Yeah. I'm doing lots better than in the previous 30 years of full employment...
Now THAT's a campaign slogan for Bush! But can they at least have some cake?
(Rasies hand) Here sir!
You seem to be under the impression these morons would care. They repeatedly say they'd rather be with those hippies than "The Man" (that greedy CEO!).
Then the 2nd Amendment wasn't properly and Constitutionally ratified, either.
You SURE you want to go with this argument, or would you prefer to apply the Supreme Court's longstanding doctrine that ratification is a POLITICAL (not LEGAL) matter between the several states and the Congress?
BTW, not ONE state--hell, not even ONE legislator from any of the states--raised any objection to the 16th Amendment being declared ratified at the time.
Not ONE.
Maybe every legislator in every state at the time was a complete idiot.
Or maybe your interpretation of the matter is wrong.
Unbelievable. I bet you complain all the time about politicians who pander and promise handouts to people too.
Include bonuses and that works for me. Write it up and I'll sign it. =;^)
You are in the small minority.
1 year without a job? Something tells me I could at least find a McDonald's or restaurant near you that has a job opening.
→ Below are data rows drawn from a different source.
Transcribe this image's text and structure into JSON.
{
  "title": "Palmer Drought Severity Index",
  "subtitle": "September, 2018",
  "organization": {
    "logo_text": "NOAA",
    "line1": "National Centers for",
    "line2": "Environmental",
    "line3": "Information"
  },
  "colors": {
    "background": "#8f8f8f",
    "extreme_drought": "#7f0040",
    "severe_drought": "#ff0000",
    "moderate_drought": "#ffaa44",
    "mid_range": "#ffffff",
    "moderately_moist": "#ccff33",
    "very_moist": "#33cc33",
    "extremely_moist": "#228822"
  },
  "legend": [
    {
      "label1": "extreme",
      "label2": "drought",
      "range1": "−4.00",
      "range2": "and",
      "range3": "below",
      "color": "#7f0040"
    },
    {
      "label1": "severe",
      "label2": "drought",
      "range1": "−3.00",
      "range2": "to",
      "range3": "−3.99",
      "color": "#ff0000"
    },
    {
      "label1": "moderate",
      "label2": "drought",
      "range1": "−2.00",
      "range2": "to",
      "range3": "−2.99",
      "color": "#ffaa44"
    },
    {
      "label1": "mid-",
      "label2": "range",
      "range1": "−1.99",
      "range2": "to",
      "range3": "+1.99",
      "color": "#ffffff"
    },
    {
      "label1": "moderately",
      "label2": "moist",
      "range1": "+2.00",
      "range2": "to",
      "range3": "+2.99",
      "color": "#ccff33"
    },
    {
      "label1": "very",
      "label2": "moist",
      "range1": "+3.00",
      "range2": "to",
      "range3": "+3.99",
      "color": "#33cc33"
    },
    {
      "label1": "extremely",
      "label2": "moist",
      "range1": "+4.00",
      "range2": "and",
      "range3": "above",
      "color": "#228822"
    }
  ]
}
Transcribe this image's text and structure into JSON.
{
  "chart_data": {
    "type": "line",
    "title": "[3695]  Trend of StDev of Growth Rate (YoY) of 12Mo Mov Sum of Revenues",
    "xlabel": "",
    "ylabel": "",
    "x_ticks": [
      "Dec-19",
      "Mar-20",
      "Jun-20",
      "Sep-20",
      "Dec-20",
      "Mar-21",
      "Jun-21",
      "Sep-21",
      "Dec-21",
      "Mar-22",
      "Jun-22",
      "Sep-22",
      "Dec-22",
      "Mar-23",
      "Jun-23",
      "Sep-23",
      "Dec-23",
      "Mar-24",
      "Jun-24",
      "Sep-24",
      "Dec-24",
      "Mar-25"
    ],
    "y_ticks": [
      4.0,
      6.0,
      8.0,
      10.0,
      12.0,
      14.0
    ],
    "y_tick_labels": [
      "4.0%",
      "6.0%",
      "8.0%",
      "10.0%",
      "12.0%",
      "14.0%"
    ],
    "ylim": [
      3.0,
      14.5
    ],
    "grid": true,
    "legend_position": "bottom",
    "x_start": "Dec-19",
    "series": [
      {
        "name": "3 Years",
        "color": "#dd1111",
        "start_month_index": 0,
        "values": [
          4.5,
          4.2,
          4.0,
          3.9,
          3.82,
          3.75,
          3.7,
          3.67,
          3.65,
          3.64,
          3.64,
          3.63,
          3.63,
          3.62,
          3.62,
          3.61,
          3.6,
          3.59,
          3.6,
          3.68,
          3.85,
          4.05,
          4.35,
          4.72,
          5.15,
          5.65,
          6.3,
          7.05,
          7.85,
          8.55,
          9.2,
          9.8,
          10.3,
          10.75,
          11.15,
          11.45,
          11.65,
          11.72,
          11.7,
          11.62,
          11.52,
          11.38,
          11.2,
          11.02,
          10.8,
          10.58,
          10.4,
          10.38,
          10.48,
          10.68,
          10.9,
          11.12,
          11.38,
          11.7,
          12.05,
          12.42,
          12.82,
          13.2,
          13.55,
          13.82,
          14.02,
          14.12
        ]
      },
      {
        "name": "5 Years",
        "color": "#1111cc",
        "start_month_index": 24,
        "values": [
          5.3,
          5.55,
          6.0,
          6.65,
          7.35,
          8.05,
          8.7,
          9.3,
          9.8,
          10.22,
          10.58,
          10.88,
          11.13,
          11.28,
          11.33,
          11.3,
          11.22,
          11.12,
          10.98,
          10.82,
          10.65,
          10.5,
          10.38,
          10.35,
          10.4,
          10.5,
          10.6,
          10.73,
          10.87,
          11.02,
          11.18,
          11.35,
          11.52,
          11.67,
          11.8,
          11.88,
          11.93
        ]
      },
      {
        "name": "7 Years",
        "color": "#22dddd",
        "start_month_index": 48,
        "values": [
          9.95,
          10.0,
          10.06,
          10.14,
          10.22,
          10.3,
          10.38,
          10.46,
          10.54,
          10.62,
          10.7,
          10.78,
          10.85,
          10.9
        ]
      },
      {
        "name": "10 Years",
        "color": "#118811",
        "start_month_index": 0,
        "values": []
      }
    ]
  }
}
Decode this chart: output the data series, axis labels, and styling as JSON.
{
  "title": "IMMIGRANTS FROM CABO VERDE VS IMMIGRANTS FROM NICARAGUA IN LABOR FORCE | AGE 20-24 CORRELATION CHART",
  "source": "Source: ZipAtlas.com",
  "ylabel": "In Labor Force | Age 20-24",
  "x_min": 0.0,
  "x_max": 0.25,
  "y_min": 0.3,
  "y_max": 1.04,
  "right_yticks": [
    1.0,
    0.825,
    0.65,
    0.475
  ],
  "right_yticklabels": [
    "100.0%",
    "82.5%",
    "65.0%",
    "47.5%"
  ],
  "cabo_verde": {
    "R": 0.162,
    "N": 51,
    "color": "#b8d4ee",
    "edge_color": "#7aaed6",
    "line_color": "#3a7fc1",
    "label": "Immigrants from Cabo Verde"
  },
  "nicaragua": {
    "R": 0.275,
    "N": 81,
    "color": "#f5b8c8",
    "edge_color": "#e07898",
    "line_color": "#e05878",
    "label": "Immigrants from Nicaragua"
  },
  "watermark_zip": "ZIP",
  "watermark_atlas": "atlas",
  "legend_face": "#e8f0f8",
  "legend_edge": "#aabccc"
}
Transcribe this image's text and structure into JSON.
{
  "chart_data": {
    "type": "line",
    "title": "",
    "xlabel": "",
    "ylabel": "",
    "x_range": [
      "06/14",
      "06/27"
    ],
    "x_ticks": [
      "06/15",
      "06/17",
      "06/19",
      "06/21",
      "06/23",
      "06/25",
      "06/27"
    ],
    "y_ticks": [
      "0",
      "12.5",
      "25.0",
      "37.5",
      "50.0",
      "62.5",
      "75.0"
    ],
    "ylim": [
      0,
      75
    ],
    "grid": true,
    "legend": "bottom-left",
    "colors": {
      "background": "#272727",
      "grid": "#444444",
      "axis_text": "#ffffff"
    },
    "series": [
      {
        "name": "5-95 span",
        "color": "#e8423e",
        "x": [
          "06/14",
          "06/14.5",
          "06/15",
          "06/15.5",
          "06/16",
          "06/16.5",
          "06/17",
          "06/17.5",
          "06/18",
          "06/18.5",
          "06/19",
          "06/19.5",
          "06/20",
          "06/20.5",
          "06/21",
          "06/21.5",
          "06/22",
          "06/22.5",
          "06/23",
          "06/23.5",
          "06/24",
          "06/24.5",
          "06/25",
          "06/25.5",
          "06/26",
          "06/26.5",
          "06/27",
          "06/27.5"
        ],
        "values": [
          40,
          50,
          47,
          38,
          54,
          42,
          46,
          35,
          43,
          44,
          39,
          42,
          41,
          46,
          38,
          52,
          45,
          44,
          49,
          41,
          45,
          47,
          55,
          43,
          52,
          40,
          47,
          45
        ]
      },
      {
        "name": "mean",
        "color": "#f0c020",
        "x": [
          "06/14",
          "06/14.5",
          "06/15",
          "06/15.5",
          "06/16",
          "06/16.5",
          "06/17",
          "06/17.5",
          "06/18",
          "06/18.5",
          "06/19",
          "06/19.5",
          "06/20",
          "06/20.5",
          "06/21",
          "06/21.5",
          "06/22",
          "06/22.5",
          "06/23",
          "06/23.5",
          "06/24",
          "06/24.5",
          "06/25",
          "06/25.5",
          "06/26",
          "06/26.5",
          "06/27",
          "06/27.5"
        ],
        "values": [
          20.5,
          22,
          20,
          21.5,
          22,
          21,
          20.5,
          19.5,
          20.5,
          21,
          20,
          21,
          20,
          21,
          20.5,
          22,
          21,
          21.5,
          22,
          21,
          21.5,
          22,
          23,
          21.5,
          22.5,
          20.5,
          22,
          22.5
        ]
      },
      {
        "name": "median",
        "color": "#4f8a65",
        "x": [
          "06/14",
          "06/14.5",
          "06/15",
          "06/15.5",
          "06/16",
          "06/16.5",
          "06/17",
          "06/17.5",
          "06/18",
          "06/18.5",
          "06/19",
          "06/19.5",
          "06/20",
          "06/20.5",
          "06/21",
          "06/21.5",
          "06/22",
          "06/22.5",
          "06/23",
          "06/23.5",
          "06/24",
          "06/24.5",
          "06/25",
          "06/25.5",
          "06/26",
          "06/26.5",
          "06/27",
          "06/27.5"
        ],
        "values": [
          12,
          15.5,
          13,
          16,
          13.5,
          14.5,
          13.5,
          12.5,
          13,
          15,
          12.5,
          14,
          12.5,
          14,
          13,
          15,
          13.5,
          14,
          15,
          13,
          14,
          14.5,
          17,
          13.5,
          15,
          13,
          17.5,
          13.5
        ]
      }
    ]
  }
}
Now let us all be civil. madd_dawg was the first to use the "Free Traitor" Tokantamish you were teh second and unless you count references to the term without trying to apply it to anyone and deploring its use Rudeby1 is number three I think or it ccould be you Texas_Dawg. do find on the term in thius thread and you will see the who used what exactly where. may we please be more civil ad stick to issues without calling each otehr socialists and traitors off the top.
I freely admit to this in teh past but lets move on and deal with issues regarding our economy.
I gave up on Bush, I don't like his pandering to foreign interests at the expense of America.
You were responding to my point about export taxes being illegal under the US Constitution.
I do not support tariffs on exports.
You managed to sound like you did.
Besides, would that be an export fee? I don't think those are also called tariffs. Course you might know more than that I regarding the exact phrasiology.
Let's get something straight: Government taking money at gunpoint = "tax." Call it a "tariff" or a "fee" all you want...it's a "tax."
Only in the Clintonized America are they called "contributions" or other silly euphemisms.
Unions. Who said we need unions? They're history.
Unless, of course, you arrange to subsidize them--as tariffs are intended to do.